Notons que G. dewevrei et S. zenkeri sont des Fabaceae Caesalpinioideae et tolérantes à l’ombrage (sciaphiles). U. guineensis est une Euphorbiaceae de tempérament à tendance héliophile. G. dewevrei et U. guineensis connaissent toutes deux le phénomène « mast fruiting ». Leurs racines sont en association avec les champignons ectomycorhiziens (ECM). Les deux espèces se développent tant mieux sur terre ferme comme sur sols hydromorphes. Elles sont trouvées dans les bas-fonds, sur les pentes mais aussi sur les plateaux sablonneux. Par contre S. zenkeri est rencontrée que sur les plateaux sablonneux de forêts mixtes de terre ferme.
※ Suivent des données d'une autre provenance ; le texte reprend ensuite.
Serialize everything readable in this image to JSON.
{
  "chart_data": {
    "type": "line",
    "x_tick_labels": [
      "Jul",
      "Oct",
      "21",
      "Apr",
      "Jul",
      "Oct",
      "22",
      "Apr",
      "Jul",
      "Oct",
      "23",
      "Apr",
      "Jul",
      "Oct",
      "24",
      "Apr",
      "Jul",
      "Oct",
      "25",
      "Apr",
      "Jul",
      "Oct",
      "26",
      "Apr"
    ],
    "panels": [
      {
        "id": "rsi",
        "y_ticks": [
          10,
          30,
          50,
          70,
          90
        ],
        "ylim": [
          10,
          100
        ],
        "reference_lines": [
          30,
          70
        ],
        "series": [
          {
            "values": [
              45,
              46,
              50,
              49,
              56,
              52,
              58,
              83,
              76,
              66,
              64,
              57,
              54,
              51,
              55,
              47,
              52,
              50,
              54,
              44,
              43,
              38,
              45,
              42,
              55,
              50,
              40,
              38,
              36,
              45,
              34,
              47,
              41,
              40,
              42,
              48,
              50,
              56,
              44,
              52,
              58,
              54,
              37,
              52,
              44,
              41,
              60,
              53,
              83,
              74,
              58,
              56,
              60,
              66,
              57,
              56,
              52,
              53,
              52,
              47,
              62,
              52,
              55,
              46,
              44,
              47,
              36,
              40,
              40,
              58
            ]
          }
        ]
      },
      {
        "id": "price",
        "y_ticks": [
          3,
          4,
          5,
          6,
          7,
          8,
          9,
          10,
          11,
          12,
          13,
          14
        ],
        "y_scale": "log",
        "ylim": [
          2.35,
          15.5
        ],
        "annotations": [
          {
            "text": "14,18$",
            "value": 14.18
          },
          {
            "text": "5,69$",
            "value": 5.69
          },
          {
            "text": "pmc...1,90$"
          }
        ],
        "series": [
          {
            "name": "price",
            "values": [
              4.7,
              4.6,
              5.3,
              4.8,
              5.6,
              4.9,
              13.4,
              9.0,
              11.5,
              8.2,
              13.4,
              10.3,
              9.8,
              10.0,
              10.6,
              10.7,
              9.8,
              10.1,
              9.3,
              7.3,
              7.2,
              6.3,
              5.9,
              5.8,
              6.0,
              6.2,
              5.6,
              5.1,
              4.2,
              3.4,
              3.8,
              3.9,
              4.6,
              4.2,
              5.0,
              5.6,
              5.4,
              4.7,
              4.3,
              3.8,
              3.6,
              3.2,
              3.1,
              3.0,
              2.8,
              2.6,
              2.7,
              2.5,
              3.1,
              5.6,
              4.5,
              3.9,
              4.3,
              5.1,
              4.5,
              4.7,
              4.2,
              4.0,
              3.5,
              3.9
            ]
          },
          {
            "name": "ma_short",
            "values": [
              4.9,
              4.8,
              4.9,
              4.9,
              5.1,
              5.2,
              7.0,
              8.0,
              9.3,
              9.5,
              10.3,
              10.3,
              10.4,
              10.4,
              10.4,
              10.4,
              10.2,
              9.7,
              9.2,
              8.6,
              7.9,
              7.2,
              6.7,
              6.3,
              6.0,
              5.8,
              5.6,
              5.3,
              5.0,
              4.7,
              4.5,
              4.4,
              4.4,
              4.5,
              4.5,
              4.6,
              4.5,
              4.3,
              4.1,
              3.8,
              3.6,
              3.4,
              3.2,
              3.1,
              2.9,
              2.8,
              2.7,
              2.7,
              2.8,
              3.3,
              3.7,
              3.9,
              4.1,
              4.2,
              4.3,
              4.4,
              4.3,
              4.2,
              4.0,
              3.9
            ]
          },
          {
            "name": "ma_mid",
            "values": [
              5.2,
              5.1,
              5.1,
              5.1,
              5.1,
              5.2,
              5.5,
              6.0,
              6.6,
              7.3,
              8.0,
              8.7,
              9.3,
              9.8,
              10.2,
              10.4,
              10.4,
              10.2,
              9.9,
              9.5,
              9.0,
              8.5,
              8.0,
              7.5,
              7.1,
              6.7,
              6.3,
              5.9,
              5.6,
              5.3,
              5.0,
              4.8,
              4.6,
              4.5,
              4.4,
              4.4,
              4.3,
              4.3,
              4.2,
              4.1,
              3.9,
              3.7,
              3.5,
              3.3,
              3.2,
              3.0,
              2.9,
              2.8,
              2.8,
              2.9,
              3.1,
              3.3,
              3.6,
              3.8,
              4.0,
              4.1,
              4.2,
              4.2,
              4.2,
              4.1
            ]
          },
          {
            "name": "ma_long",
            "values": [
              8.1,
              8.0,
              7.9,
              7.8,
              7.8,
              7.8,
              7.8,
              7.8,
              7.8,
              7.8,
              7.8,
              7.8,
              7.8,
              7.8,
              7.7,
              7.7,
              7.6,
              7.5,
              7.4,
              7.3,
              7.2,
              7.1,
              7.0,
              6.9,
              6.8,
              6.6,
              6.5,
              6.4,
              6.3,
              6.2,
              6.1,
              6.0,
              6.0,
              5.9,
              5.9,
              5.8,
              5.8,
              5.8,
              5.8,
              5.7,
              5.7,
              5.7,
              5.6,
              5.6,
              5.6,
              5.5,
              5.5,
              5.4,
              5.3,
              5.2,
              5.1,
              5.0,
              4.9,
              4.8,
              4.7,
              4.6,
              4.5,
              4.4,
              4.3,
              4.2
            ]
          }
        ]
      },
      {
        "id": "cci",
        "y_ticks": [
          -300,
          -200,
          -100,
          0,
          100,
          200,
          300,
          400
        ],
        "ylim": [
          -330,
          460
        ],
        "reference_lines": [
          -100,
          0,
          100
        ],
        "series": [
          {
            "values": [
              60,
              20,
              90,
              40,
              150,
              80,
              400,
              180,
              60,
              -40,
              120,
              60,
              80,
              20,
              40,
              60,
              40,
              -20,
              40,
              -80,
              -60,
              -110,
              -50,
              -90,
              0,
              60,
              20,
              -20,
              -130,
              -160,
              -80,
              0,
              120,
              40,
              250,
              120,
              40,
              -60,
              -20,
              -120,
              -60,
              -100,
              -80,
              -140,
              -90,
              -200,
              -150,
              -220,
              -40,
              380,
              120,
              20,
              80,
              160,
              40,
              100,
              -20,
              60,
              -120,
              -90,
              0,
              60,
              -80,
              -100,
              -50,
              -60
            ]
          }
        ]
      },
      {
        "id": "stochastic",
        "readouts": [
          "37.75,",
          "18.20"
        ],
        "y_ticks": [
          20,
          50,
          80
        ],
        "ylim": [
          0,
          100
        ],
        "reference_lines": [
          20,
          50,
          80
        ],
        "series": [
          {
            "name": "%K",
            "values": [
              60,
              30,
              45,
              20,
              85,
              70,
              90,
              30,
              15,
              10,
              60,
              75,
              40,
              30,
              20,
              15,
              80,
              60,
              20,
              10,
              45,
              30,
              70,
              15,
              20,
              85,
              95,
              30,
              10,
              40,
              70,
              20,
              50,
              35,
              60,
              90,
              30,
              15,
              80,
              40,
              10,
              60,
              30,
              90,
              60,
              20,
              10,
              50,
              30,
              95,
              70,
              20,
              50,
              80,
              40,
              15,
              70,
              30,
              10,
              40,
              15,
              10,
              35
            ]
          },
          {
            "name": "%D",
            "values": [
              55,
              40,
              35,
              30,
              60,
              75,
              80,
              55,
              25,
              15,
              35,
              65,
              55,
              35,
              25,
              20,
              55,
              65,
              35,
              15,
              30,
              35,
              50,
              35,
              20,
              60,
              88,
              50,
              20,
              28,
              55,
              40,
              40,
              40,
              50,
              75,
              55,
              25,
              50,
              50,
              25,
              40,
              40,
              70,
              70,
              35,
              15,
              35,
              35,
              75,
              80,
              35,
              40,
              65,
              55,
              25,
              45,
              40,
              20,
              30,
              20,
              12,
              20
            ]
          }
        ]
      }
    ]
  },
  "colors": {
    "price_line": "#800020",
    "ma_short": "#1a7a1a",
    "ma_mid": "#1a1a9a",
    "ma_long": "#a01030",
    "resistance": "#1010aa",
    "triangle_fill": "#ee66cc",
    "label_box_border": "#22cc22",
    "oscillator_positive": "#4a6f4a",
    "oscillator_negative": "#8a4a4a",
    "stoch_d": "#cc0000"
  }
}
Cette espèce domine le bloc sud de la RFY. En général, les arbres à ECM sont reconnus de dominer la strate arborée des forêts à Caesalpinioideae en Afrique centrale (Bâ et al., 2011 ; Peh et al., 2011). Comparativement aux deux autres espèces, les connaissances sur l’autoécologie de S. zenkeri sont très limitées. De la sous-famille des Caesalpinioideae et sciaphile comme G. dewevrei, ses racines pourraient être en association avec les ectomycorhizes. Elle pourrait de même connaître le masting, mais les recherches sur l’espèce sont peu documentées.